Patel's benchmarking reveals that while async copy saturates quickly, TMA scales much further. "Peak throughput is reached far later than LDGSTS," he writes, noting that TMA can continue scaling to 128 KiB of data in flight. This capability is essential for the massive matrices used in modern deep learning. However, the author also highlights a trade-off: "Latency-wise, we see async copy having slightly lower latency than TMA before 12 KiB in flight, but TMA latency greatly increases after that."
This nuanced analysis challenges the assumption that newer always means better in every context. Patel suggests that the industry is moving toward a hybrid approach, where libraries like FlashInfer use async copy for dynamic page loading and TMA for static matrix operations. He writes, "In reality, Blackwell MLA kernels use async copy for dynamically loading pages, while its MHA kernels use only TMA." This strategic division of labor mirrors the historical evolution of systolic arrays, where specialized hardware units were designed to handle specific data flow patterns to maximize efficiency.
We suspect that for dynamic page loading, those kernels follow Hopper kernels, where they use 4D TMA with page index as the last dimension and index into the TensorMap object when needed.
Critics might note that without access to the proprietary source code of major libraries like TRT-LLM, much of this analysis remains speculative. Patel acknowledges this gap, urging the community for more transparency: "To understand the exact mechanics of the kernels, we urge NVIDIA to open source the FlashInfer TRT-LLM kernels for the benefit of the community." Until then, the industry must rely on these reverse-engineered insights to optimize their systems.
The Future of Microbenchmarking
Patel positions this work as the beginning of a broader effort to demystify AI accelerators. He outlines plans to expand this analysis to other architectures, stating, "Furthermore, we have concrete plans to benchmark TPU Pallas kernels, Trainium NKI kernels, and AMD CDNA4 assemblies." This comparative approach is crucial for a market increasingly dominated by a single vendor. By establishing a common language for performance, Patel's work empowers engineers to make informed decisions about hardware procurement and software optimization.

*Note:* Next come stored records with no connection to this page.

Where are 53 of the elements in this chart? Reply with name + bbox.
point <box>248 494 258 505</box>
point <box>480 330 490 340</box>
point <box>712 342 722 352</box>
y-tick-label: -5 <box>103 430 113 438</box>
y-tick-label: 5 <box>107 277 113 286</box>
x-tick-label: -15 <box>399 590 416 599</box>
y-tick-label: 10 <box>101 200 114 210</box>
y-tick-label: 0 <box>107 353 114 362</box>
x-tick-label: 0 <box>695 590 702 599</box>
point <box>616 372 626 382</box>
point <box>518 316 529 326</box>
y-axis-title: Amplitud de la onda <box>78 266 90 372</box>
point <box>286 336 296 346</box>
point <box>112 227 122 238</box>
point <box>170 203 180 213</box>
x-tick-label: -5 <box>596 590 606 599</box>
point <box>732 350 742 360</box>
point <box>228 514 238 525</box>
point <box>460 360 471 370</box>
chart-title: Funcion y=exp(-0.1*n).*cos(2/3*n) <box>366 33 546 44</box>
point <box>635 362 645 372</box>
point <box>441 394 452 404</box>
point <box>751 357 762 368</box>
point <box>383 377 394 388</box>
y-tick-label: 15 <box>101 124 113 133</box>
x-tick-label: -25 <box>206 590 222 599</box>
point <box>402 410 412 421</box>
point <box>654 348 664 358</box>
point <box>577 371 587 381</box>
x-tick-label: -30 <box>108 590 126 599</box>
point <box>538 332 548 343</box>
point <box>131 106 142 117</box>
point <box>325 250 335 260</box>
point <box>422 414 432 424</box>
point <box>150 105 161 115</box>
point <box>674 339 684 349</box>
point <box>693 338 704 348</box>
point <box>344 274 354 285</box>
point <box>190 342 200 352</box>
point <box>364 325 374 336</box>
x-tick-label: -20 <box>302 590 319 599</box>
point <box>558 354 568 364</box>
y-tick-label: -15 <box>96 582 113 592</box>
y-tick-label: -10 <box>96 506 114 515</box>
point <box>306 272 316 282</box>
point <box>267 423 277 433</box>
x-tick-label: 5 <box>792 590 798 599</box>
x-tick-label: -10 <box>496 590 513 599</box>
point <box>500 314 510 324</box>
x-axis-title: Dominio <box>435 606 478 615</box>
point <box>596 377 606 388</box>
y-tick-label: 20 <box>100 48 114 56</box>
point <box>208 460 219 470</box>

The article concludes with a call to action for the engineering community. "Join us if you want to work on low level benchmarking, ClusterMAX, inference simulators, or other interesting technical work," Patel writes, inviting others to join the effort of peeling back the layers of these complex machines. This collaborative spirit is essential, as the complexity of modern AI hardware is becoming too great for any single entity to fully understand in isolation.
Bottom Line
Patel's dissection of the Blackwell architecture provides a rare, data-driven look at the inner workings of the world's most advanced AI chips, exposing the intricate relationship between hardware defects and software performance. While the lack of official documentation forces some reliance on speculation, the empirical evidence presented here offers a solid foundation for the next generation of kernel optimization. The biggest takeaway is that the future of AI efficiency lies not just in raw compute power, but in the ability of software to adapt to the messy, imperfect reality of physical silicon.